I am 21 years old, and going through a very similar experience right now. My grandmother is on her way out. Cancer is a bitch. My grandmother was always energetic, and stubborn. She didn't need any help from anyone. One week she was outside shoveling snow like that stubborn old lady we all knew her for being. The next she was in the hospital and hasn't been the same since. Came out of no where. Hit her like a ton of bricks. Started in her chest, then traveled up into her brain. My family faced the same dilemas that you face. At first we didn't tell her, but eventually we did. Every visit gets harder and harder. Everytime I see her she is worse and worse. She is deathly skinny, she barely talks, and is bed ridden. She rarely recognizes who any visitors are until we tell her. It is so sad to see her like this. The doctors gave her a matter of weeks to live, however it has been months. I don't know if you can consider it living though. She just lays there in a daze most of the day. Barely enough strength to move her arm. She sees strange people/things, and talks jibberish. My family is riding the same emotional rollercoaster that you are. We would never wish for her to die, but these months of pointless suffering make us question why she should keep fighting death. We all have the same emotions about religion. My grandmother was very religious, and a priest came to the house the other day. I'm not a religious person, but he did a last rights type of service for her. He repeatedly said "The lord loves us all" yada yada yada.... All I could think of while he said this and as I looked at my dying grandmother was "This is love?".
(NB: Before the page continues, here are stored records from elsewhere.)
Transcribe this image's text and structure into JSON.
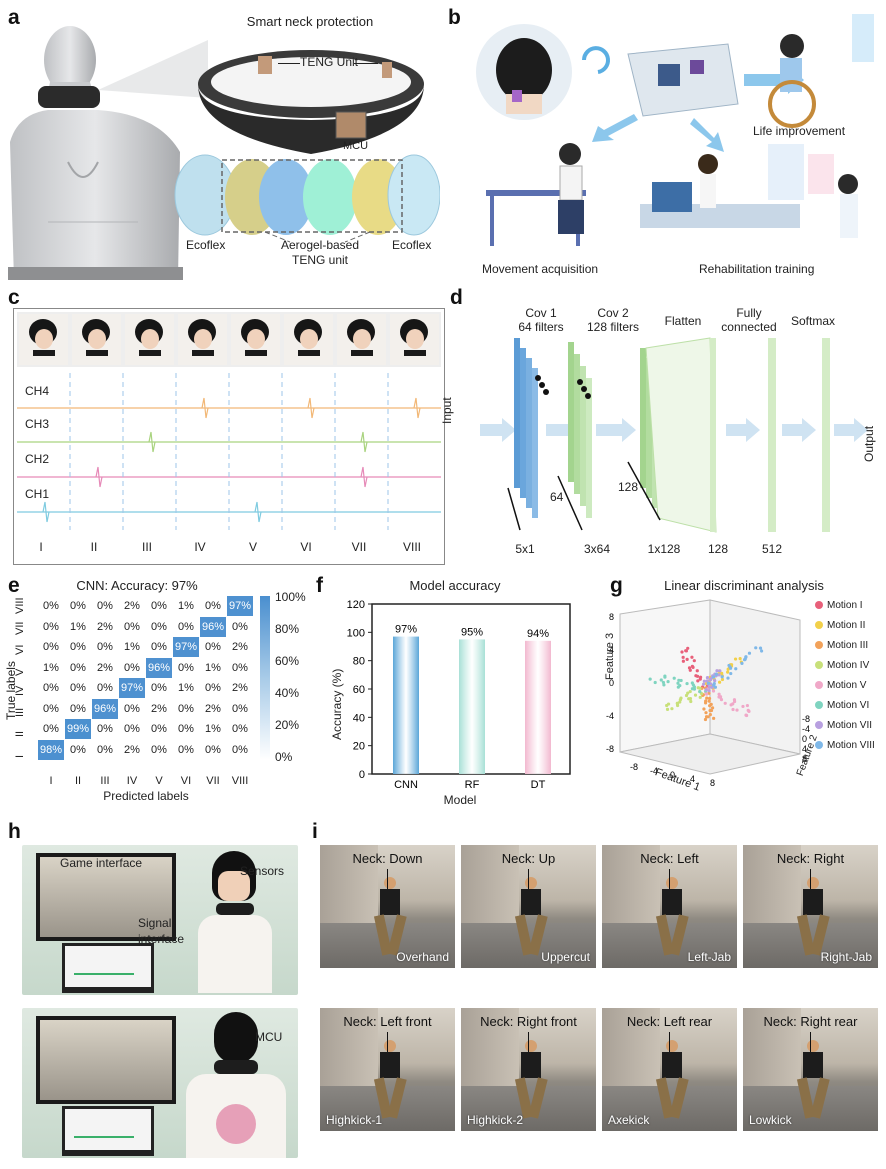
{
  "panel_labels": {
    "a": "a",
    "b": "b",
    "c": "c",
    "d": "d",
    "e": "e",
    "f": "f",
    "g": "g",
    "h": "h",
    "i": "i"
  },
  "panel_a": {
    "title": "Smart neck protection",
    "teng_unit": "TENG Unit",
    "mcu": "MCU",
    "ecoflex_left": "Ecoflex",
    "ecoflex_right": "Ecoflex",
    "aerogel_line1": "Aerogel-based",
    "aerogel_line2": "TENG unit"
  },
  "panel_b": {
    "life": "Life improvement",
    "movement": "Movement acquisition",
    "rehab": "Rehabilitation training"
  },
  "panel_c": {
    "channels": [
      "CH4",
      "CH3",
      "CH2",
      "CH1"
    ],
    "motions": [
      "I",
      "II",
      "III",
      "IV",
      "V",
      "VI",
      "VII",
      "VIII"
    ],
    "colors": [
      "#f2b877",
      "#a9d37f",
      "#e68ab8",
      "#7fcbe0"
    ]
  },
  "panel_d": {
    "input": "Input",
    "output": "Output",
    "layers": [
      "Cov 1",
      "64 filters",
      "Cov 2",
      "128 filters",
      "Flatten",
      "Fully",
      "connected",
      "Softmax"
    ],
    "dims": [
      "5x1",
      "3x64",
      "1x128",
      "128",
      "512"
    ],
    "side_dims": [
      "64",
      "128"
    ]
  },
  "panel_e": {
    "title": "CNN:  Accuracy: 97%",
    "ylabel": "True labels",
    "xlabel": "Predicted labels",
    "labels": [
      "I",
      "II",
      "III",
      "IV",
      "V",
      "VI",
      "VII",
      "VIII"
    ],
    "colorbar": [
      "100%",
      "80%",
      "60%",
      "40%",
      "20%",
      "0%"
    ]
  },
  "panel_f": {
    "title": "Model accuracy",
    "ylabel": "Accuracy (%)",
    "xlabel": "Model",
    "yticks": [
      "0",
      "20",
      "40",
      "60",
      "80",
      "100",
      "120"
    ]
  },
  "panel_g": {
    "title": "Linear discriminant analysis",
    "feature1": "Feature 1",
    "feature2": "Feature 2",
    "feature3": "Feature 3",
    "motions": [
      "Motion I",
      "Motion II",
      "Motion III",
      "Motion IV",
      "Motion V",
      "Motion VI",
      "Motion VII",
      "Motion VIII"
    ],
    "colors": [
      "#e8607a",
      "#f2d04a",
      "#f2a25a",
      "#c8e07a",
      "#f0a8c8",
      "#7fd4c0",
      "#b8a0e0",
      "#7fb8e8"
    ],
    "z_ticks": [
      "8",
      "4",
      "0",
      "-4",
      "-8"
    ],
    "x_ticks": [
      "-8",
      "-4",
      "0",
      "4",
      "8"
    ],
    "y_ticks": [
      "8",
      "4",
      "0",
      "-4",
      "-8"
    ]
  },
  "panel_h": {
    "game": "Game interface",
    "sensors": "Sensors",
    "signal1": "Signal",
    "signal2": "interface",
    "mcu": "MCU"
  },
  "panel_i": {
    "tiles": [
      {
        "top": "Neck: Down",
        "bottom": "Overhand"
      },
      {
        "top": "Neck: Up",
        "bottom": "Uppercut"
      },
      {
        "top": "Neck: Left",
        "bottom": "Left-Jab"
      },
      {
        "top": "Neck: Right",
        "bottom": "Right-Jab"
      },
      {
        "top": "Neck: Left front",
        "bottom": "Highkick-1"
      },
      {
        "top": "Neck: Right front",
        "bottom": "Highkick-2"
      },
      {
        "top": "Neck: Left rear",
        "bottom": "Axekick"
      },
      {
        "top": "Neck: Right rear",
        "bottom": "Lowkick"
      }
    ]
  },
  "chart_data": [
    {
      "type": "heatmap",
      "title": "CNN:  Accuracy: 97%",
      "xlabel": "Predicted labels",
      "ylabel": "True labels",
      "x_categories": [
        "I",
        "II",
        "III",
        "IV",
        "V",
        "VI",
        "VII",
        "VIII"
      ],
      "y_categories_top_to_bottom": [
        "VIII",
        "VII",
        "VI",
        "V",
        "IV",
        "III",
        "II",
        "I"
      ],
      "values_top_to_bottom": [
        [
          "0%",
          "0%",
          "0%",
          "2%",
          "0%",
          "1%",
          "0%",
          "97%"
        ],
        [
          "0%",
          "1%",
          "2%",
          "0%",
          "0%",
          "0%",
          "96%",
          "0%"
        ],
        [
          "0%",
          "0%",
          "0%",
          "1%",
          "0%",
          "97%",
          "0%",
          "2%"
        ],
        [
          "1%",
          "0%",
          "2%",
          "0%",
          "96%",
          "0%",
          "1%",
          "0%"
        ],
        [
          "0%",
          "0%",
          "0%",
          "97%",
          "0%",
          "1%",
          "0%",
          "2%"
        ],
        [
          "0%",
          "0%",
          "96%",
          "0%",
          "2%",
          "0%",
          "2%",
          "0%"
        ],
        [
          "0%",
          "99%",
          "0%",
          "0%",
          "0%",
          "0%",
          "1%",
          "0%"
        ],
        [
          "98%",
          "0%",
          "0%",
          "2%",
          "0%",
          "0%",
          "0%",
          "0%"
        ]
      ],
      "colorbar_range": [
        0,
        100
      ]
    },
    {
      "type": "bar",
      "title": "Model accuracy",
      "categories": [
        "CNN",
        "RF",
        "DT"
      ],
      "values": [
        97,
        95,
        94
      ],
      "value_labels": [
        "97%",
        "95%",
        "94%"
      ],
      "colors": [
        "#5aa6d8",
        "#a8e0d6",
        "#f2b8cf"
      ],
      "xlabel": "Model",
      "ylabel": "Accuracy (%)",
      "ylim": [
        0,
        120
      ]
    }
  ]
}
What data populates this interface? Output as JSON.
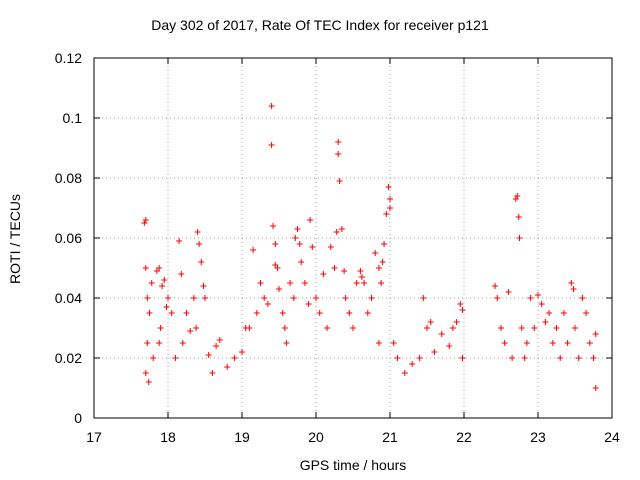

Anyway, I guess I share this with you to let you know that you are not the only one. It kind of made me feel better to know that I'm not the only one having these feelings after I read your writings. Stay strong through this tough time. I wish you all the best.

Jared


Posted by: Jared at June 17, 2003 8:58 AM

My family went through something simular last year when my grandfather died.

He wanted to leave the hospital so badly but no one done anything to get him out hoping and thinking the hospital was better for him.
The hospital ended up having to restrain my grandpa because he was fighting to leave hitting nurses and such and after being restrained he just gave up
It was finally the night before he past on my grandma got fed up with the hospital and sent him to a predetermined nursing facilty.
where he died.

I do not know your mother but let me just say if she wants to go home let her, the doctors do not always know best let her go home and die with some dignity. not in a hospital gown in a strange bed with all these do dad's in her.

you cannot prevent her death only prolong the pain.


Posted by: Josiah at June 17, 2003 1:34 PM

Your "hitman" anecdote brought to mind an agreement my grandmother has with several members of our family. We refer to it simply as "chocolate pudding". Should she find herself in the state your Mom is in (and my thoughts are with you), one of us is to bring her some "special" chocolate pudding. We kid about it but hearing of situations such as yours cements the fact that I stand ready to assist my grandmother in as pain-free an end as is possible, should she find herself in a position that the doctors are prolonging the inevitable in an inhumane fashion. Again, my wishes are with you...


Posted by: Matt at June 23, 2003 9:44 AM

what do i do?
Michelle is a very quiet and private person and has found the symptoms of her disease distressing. she has state quite clearly that she only wants her son and daughter with her when she dies.
at handover we are told that she is likely to die in the next couple of days. when i enter the ward i see her bed surrounded by people; her son is there with his girlfriend, her daughter has brought a number of friends with her, her ex-husband is there accompanied by two children and three of her friends are standing at the end of the bed crying.